Сержант Чернецов со снисходительной улыбкой осматривает наши личные вещи, что-то выкидывается сразу-же, ложки, кружки относим в столовую. Определили меня в пятый взвод, командовал пока, что им командир второго отделения младший сержант Лебедев, командир первого отделения сержант Рудевич где-то в командировке, поехал за очередным пополнением, там же и командир взвода. Первые дни пока не было пополнения, все как-то было спокойно, казарма наполовину пустая, занятий нет. Первые наряды на КПП, учебному корпусу, дневальным показались чересчур легкими, и только наряд в столовую вызвал отвращение. Утренняя зарядка заключалась в том, чтобы добежать в одних трусах до Парка Победы, где недавно посадили молодые деревья, взять ведра и вылить под каждое дерево три, четыре ведра. Гораздо более досаждала жара, иной день доходило до 48 градусов в тени.

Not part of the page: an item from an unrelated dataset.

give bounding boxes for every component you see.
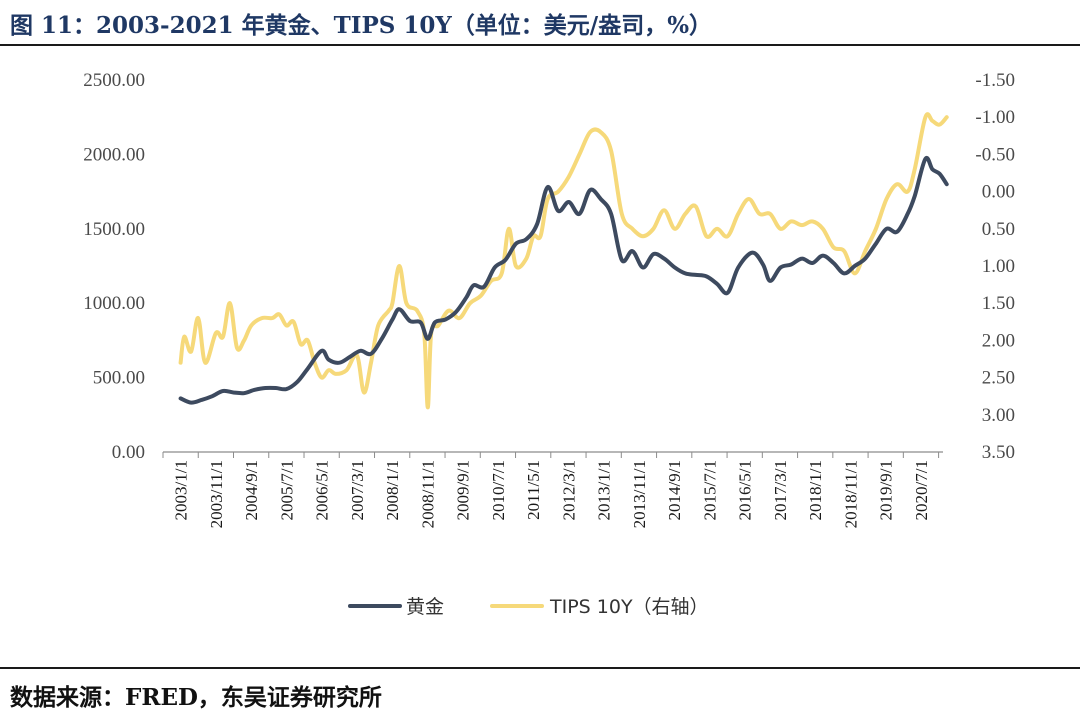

Еще в первые дни нам объяснили, что нужно хорошо мыть ноги, стирать носки, воду из-под крана пить нельзя (в Самарканде нет канализации, поэтому дизентерия здесь очень распространенная болезнь). Все же находятся умники не стирают носки, ноги заболевают грибком, вонь стоит жуткая. Вместо воды каждое утро заливаем наши 1,5 литровые пластмассовые фляги горячим чаем (на 900 л. воды 15 кг. верблюжьей колючки и 100 гр. зеленого чая). Остатки приносят в казарму, где разливают по графинам (стояли на каждой тумбочке на подносах, вместе с четырьмя стаканами). Те же, кто не удерживался и пил воду из-под крана проводил несколько дней в мучениях, а первую ночь в бесконечной беготне в туалет. Туалет был расположен метрах в двухстах от казармы, и не всем удавалось добежать до него, и такой солдат делал в штаны. Проснешься утром, а кто-то уже сидит сушится, благо все это быстро происходило, утром часа за два, в обед за 30 – 40 минут. Вскоре только единицы не выдерживали и пробовали пить сырую воду (в основном ребята из Прибалтики), стыдно, а вдруг не добежишь.

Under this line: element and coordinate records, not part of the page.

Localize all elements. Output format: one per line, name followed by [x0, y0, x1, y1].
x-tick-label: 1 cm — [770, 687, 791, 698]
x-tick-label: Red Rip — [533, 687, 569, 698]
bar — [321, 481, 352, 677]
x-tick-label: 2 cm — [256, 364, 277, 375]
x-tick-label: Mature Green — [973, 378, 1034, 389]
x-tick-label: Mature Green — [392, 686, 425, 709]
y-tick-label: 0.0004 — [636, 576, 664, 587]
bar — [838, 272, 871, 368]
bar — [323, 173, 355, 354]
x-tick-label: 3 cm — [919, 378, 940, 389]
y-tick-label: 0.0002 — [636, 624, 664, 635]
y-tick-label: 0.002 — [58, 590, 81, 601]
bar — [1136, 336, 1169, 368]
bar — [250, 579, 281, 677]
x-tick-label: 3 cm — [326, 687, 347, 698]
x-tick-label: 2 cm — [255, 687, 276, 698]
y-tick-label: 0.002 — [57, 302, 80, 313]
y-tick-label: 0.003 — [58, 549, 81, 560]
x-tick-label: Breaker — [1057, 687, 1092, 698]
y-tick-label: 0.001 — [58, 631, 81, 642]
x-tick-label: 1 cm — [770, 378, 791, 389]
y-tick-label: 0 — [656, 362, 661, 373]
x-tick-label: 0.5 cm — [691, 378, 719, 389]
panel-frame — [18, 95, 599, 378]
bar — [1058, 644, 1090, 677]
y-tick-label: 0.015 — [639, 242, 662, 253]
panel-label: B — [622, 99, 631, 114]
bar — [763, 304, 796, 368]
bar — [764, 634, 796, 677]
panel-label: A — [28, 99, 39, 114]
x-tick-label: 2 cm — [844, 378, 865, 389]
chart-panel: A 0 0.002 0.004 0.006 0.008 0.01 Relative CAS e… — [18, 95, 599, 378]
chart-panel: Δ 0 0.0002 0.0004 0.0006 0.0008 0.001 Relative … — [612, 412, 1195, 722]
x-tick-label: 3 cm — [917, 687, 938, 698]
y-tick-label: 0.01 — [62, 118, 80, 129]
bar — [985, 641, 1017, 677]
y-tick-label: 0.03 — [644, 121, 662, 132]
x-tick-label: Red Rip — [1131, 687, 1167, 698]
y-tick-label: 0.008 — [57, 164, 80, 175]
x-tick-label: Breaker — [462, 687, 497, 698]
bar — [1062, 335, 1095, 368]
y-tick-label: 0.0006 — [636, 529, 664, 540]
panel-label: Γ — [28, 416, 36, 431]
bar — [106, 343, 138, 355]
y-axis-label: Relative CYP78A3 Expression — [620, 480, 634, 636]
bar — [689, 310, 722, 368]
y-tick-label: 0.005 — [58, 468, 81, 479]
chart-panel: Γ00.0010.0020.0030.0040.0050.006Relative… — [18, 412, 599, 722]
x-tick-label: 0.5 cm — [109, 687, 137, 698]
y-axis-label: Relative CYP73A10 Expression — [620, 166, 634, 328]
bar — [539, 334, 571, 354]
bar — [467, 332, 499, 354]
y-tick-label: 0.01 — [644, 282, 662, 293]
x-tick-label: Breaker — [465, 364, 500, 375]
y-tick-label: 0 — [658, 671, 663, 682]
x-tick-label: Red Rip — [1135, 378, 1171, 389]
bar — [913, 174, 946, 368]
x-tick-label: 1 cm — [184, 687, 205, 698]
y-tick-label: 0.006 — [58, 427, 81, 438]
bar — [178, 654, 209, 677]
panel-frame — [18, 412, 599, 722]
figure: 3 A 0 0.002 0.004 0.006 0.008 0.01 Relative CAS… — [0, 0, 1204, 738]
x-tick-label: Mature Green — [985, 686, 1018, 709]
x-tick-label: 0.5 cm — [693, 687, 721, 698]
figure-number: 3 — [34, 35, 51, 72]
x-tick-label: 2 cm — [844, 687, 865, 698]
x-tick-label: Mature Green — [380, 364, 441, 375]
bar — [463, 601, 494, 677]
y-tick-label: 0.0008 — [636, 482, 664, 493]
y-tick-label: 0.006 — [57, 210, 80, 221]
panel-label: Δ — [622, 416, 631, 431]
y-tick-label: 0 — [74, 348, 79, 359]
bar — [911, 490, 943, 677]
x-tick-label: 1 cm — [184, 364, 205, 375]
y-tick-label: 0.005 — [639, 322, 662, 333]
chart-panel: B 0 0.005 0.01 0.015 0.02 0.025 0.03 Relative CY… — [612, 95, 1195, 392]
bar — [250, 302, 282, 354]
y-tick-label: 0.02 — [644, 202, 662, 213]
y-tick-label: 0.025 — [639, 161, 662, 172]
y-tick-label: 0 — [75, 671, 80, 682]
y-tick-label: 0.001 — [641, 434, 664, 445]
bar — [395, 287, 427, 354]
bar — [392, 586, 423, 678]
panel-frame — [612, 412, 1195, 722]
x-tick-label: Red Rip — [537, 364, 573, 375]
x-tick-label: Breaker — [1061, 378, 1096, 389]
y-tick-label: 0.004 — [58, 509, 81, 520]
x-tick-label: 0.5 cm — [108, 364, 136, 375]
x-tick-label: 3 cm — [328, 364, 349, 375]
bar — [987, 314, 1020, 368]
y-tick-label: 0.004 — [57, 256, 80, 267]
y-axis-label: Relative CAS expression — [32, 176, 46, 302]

Из положительного, что сразу понравилось, был послеобеденный сон. Это здесь необходимость, так как очень быстро после 12 часов можно получить солнечный удар, до 15 часов было самое страшное время. Кормили же нас отвратительно, вот что можно было есть всегда, так это картошку, гречневую кашу, вареные яйца, хлеб, сливочное масло, фрукты, чай и компот. Первое время постоянно присутствует чувство голода, особенно у выходцев из Прибалтики. Помню, как один эстонец Паул Кывамаа, каждый день после обеденного сна шел в магазинчик танкового полка и покупал себе по пять-шесть пирожных. Где он умудрялся прятать деньги неизвестно, возможно у своего земляка, почти дембеля, заведующего свинарником бригады связи. Кстати он вскоре совсем перестал заниматься и перешел жил в свинарник, его готовили в преемники на это место.
В первый же день когда узнал адрес части, то аж голова закружилась, именно здесь год назад служил мой одноклассник Эдик Десятник, которому я сюда писал письма. Бывает же такое. А мой сержант Рудевич служил вместе с ним в одном взводе. Рудевич появился в один из вечеров, когда я заступил в наряд по учебному корпусу. Поднимается по лестнице незнакомый мне сержант, в парадной форме, с суками и довольной, наглой улыбкой. После моего рапорта, он стукнул меня в грудь кулаком и спросил в каком я взводе, еще один удар и он говорит, как мне повезло, так как я в его взводе. Еще один удар и я уже верю в это. Это произошло в первых числах июля, рота уже была полностью укомплектована, и нас стали готовить к принятию присяги.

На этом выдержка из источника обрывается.